This example will create a Bastion service to connect to a Linux jumpbox via SSH and a Windows VM via RDP. All VMs are configured without public IP for maximum security. Additionally, the following components are installed in the Linux jumpbox using a cloud-init script:
- git
- jq
- AzureHPC
- azcopy
- Azure CLI
The Linux jumpbox supports CentOS and Ubuntu images.
Clone the azhpc repository and source the install.sh script.
git clone https://github.com/Azure/azurehpc.git
source azurehpc/install.sh
To start you need to copy this directory in the desired working location:
cp -r $azhpc_dir/examples/bastion <destination_path>
cd <destination_path>/bastion
Then update the variables.json file with the desired parameters defining the resources to be created by AzureHPC.
| Variable | Value |
|---|---|
| resource_group | The resource group to put the resources |
| location | Azure region to deploy resources |
| vnet_ip_range | IP address range in CIDR notation for Bastion VNet |
| default_subnet_ip_range | IP address range in CIDR notation for VMs subnet |
| bastion_subnet_ip_range | IP address range in CIDR notation for Bastion subnet |
| jumpbox_image | CentOS or Ubuntu marketplace image URN for Linux jumpbox (see Azure CLI docs) |
| key_vault | Unique name to assign to Key Vault |
| secret_name | DO NOT MODIFY - Name of the secret storing Windows VM user password |
Then run the init.sh script to automatically create the prereqs.json and config.json configuration files:
./init.sh
Before deploying the VMs, a Key Vault must be created containing the future Windows VM password as secret.

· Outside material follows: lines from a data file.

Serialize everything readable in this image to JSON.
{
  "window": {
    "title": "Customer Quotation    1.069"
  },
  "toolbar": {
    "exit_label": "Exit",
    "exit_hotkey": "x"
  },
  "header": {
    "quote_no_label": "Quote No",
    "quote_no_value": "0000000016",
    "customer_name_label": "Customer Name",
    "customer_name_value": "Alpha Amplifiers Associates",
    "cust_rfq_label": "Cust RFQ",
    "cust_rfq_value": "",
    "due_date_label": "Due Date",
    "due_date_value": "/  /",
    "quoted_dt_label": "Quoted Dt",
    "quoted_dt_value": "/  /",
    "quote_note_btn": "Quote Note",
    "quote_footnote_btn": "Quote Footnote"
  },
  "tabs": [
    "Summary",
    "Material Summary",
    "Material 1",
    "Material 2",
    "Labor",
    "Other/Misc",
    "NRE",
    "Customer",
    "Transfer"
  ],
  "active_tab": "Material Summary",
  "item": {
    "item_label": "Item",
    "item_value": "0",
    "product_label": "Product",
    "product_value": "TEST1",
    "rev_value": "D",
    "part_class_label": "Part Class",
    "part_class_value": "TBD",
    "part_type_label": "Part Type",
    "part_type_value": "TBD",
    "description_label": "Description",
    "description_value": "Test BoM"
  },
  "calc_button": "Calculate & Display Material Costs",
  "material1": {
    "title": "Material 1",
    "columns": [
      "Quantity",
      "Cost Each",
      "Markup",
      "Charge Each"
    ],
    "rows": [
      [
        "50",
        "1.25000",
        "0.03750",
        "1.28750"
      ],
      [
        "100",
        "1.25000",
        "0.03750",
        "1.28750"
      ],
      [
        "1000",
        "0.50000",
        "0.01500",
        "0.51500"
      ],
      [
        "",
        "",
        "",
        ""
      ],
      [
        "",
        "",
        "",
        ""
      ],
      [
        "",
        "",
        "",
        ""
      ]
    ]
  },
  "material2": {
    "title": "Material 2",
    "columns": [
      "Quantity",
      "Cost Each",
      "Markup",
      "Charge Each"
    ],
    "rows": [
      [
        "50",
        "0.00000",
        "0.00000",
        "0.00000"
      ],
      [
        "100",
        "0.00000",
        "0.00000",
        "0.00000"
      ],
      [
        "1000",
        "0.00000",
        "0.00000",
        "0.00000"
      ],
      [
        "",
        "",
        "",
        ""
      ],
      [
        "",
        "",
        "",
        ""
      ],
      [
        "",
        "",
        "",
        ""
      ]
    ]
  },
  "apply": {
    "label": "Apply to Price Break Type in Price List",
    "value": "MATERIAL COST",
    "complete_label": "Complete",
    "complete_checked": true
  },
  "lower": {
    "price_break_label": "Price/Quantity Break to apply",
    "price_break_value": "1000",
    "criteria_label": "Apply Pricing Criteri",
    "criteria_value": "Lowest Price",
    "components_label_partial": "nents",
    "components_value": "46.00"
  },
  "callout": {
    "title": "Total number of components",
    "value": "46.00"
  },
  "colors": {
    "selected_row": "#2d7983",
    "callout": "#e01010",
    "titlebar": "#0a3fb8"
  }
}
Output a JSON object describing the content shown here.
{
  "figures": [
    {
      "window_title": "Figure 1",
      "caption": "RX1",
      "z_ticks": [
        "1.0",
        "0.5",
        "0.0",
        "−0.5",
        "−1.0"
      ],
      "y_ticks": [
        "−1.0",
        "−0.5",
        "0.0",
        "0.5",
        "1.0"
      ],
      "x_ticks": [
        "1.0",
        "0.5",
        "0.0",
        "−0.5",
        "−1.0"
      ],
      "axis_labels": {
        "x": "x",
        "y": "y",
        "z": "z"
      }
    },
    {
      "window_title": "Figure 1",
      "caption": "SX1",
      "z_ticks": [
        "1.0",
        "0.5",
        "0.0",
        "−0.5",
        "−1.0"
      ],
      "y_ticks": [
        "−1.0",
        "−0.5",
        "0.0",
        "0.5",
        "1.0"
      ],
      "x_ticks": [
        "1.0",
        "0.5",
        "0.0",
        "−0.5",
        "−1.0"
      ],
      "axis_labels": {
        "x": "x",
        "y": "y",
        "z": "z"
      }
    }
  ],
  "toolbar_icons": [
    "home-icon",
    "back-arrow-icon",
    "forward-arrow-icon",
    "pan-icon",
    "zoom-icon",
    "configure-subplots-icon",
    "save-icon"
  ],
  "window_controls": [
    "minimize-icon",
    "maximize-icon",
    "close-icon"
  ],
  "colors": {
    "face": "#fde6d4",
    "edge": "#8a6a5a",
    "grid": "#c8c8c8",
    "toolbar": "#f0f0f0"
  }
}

This is done by AzureHPC through the prereqs.json configuration file. Here is the command:
azhpc-build --no-vnet -c prereqs.json
To start the Bastion and jumpbox VMs deployment execute the following command:
azhpc-build
Allow about 15 minutes to completion.
The provided bastion_ssh_jumpbox.sh script allows to easily access the jumpbox VM via SSH.
Simply run the script to log into the jumpbox VM:
./bastion_ssh_jumpbox.sh
You can also use the Azure Portal to login to the jumpbox VM via Bastion.
Locate the bastion-jumpbox VM on the Azure portal and click on "Connect" menu button. Select the "Bastion" option.
In the Bastion pane type hpcadmin in the "Username" field and select "SSH Private Key from Azure Key Vault File". In the three new drop down menus select the Key Vault deployed by AzureHPC and finally jumpbox-SSHkey-hpcadmin as secret name.
After selecting "Connect" at the bottom of the pane, a new browser tab will open with the jumpbox Linux terminal.
The Windows VM can be accessed via RDP exclusively from Azure Portal.
Locate the bastion-winbox VM on the Azure portal and click on "Connect" menu button. Select the "Bastion" option.
In the Bastion pane type hpcadmin in the "Username" field and select "Password from Azure Key Vault" as authentication type. In the three new drop down menus select the Key Vault deployed by AzureHPC and finally WinVM-hpcadmin as secret name.
After selecting "Connect" at the bottom of the pane, the Windows desktop will be accessible in a new browser tab.